A excitação estava entranhada em cada gota de suor que escorria pelos seus
rostos. Quando ancoravam aproveitavam para esticar as pernas e exercitar o
corpo. Mas ao mesmo tempo contavam os segundo para voltarem ao mar e avançar
mais em direção nordeste.
Suas
mentes estavam repletas de perguntas. Quais as maravilhas que aquele novo mundo
lhes reservava? Que outras belezas estariam à sua espera? Os poucos exemplos
aos quais tiveram contato, quando do encontro com o Alcatéia, lhes inundava a
imaginação com cada vez mais perguntas.
Por
esse motivo, e por simplesmente desconhecerem o ambiente o qual estavam
navegando, tinham a impressão de que a empreitada estava durando muito mais do
que esperavam. A ânsia por chegarem a qualquer lugar mais significativo lhes
consumia por dentro. Mas era uma ânsia gostosa de sentir. Tocava no fundo do
estômago de forma a nascer uma expectativa que mesclava felicidade e suspense.

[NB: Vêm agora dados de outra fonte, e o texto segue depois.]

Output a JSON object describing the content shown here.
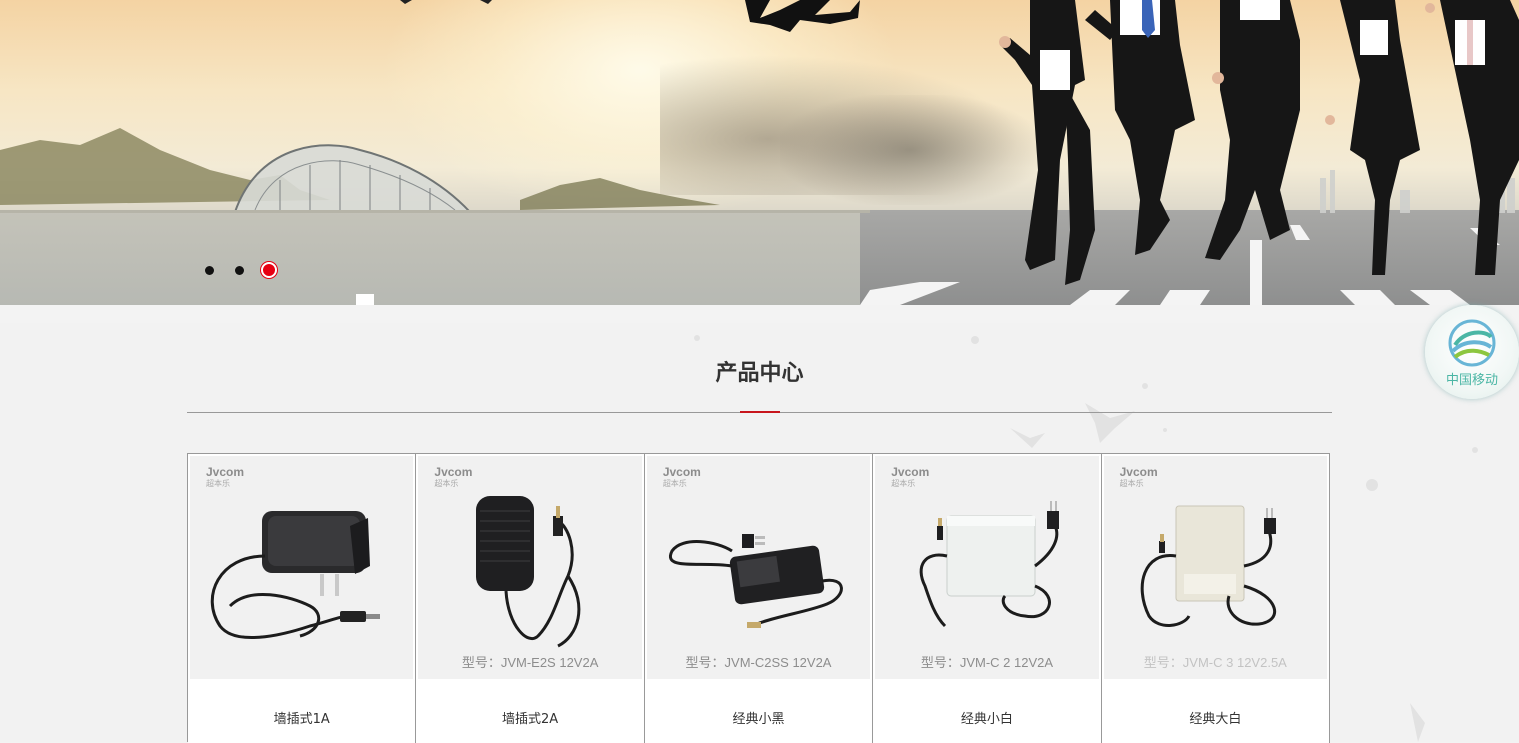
{
  "banner": {
    "slides": [
      "slide-1",
      "slide-2",
      "slide-3"
    ],
    "active_slide": 3,
    "accent_color": "#e60012"
  },
  "badge": {
    "label": "中国移动",
    "icon": "china-mobile-logo",
    "color": "#4bb6a5"
  },
  "products": {
    "title": "产品中心",
    "accent_color": "#c8161d",
    "items": [
      {
        "name": "墙插式1A",
        "brand": "Jvcom",
        "brand_sub": "超本乐",
        "model": "",
        "image": "black-wall-adapter-1a"
      },
      {
        "name": "墙插式2A",
        "brand": "Jvcom",
        "brand_sub": "超本乐",
        "model": "型号：JVM-E2S   12V2A",
        "image": "black-wall-adapter-2a"
      },
      {
        "name": "经典小黑",
        "brand": "Jvcom",
        "brand_sub": "超本乐",
        "model": "型号：JVM-C2SS   12V2A",
        "image": "black-desktop-adapter"
      },
      {
        "name": "经典小白",
        "brand": "Jvcom",
        "brand_sub": "超本乐",
        "model": "型号：JVM-C 2   12V2A",
        "image": "white-box-adapter-small"
      },
      {
        "name": "经典大白",
        "brand": "Jvcom",
        "brand_sub": "超本乐",
        "model": "型号：JVM-C 3   12V2.5A",
        "image": "white-box-adapter-large"
      }
    ]
  }
}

Era o mais próximo da felicidade que homens do mar poderiam imaginar alcançar.
-
Meus parabéns Tugar, os mapas estão muito
precisos. Sem eles estaríamos navegando à esmo – disse o capitão durante o
desjejum matinal em sua cabine. Essa pequena reunião acontecia diariamente com
as principais patentes da embarcação. Era o momento de colocar todas as
informações em pauta, organizar o dia que seguiria ou apenas fumar e rir um
pouco.
-
O mérito não é meu, não me lembro de ter
visto cartas tão detalhadas nos mares à leste de Arton – resmungava o
mestre entre uma mastigada e outra de pão. Todos sabiam que impressionar Tugar
não era tarefa nada fácil e davam mais valor ainda às cartas náuticas do povo
moreu.
-
Eles parecem ter nascido para a vida no
mar. Deve ser um povo de grande proximidade com a grande imensidão azul. A
experiência transparece em seus movimentos, seus olhares – disse com um
olhar de admiração Slocun – Nunca
imaginei isso, mas temos muito o que aprender com eles.
-
Só mais duas semanas senhor e podermos
ter nossas primeiras impressões, acredito - mais duas semanas navegando e
chegariam, segundo as cartas náuticas, na primeira ilha habitada à sudoeste de
Moreania. Seu nome era Kumbach. Não tinham nenhuma informação sobre ela.
Somente que era uma ilha pequena, com uma comunidade pacífica que tinha uma
certa ligação com a pirataria e, segundo o próprio Garas, “o lugar que adotara como lar”.
E
a expectativa só crescia em seus corações.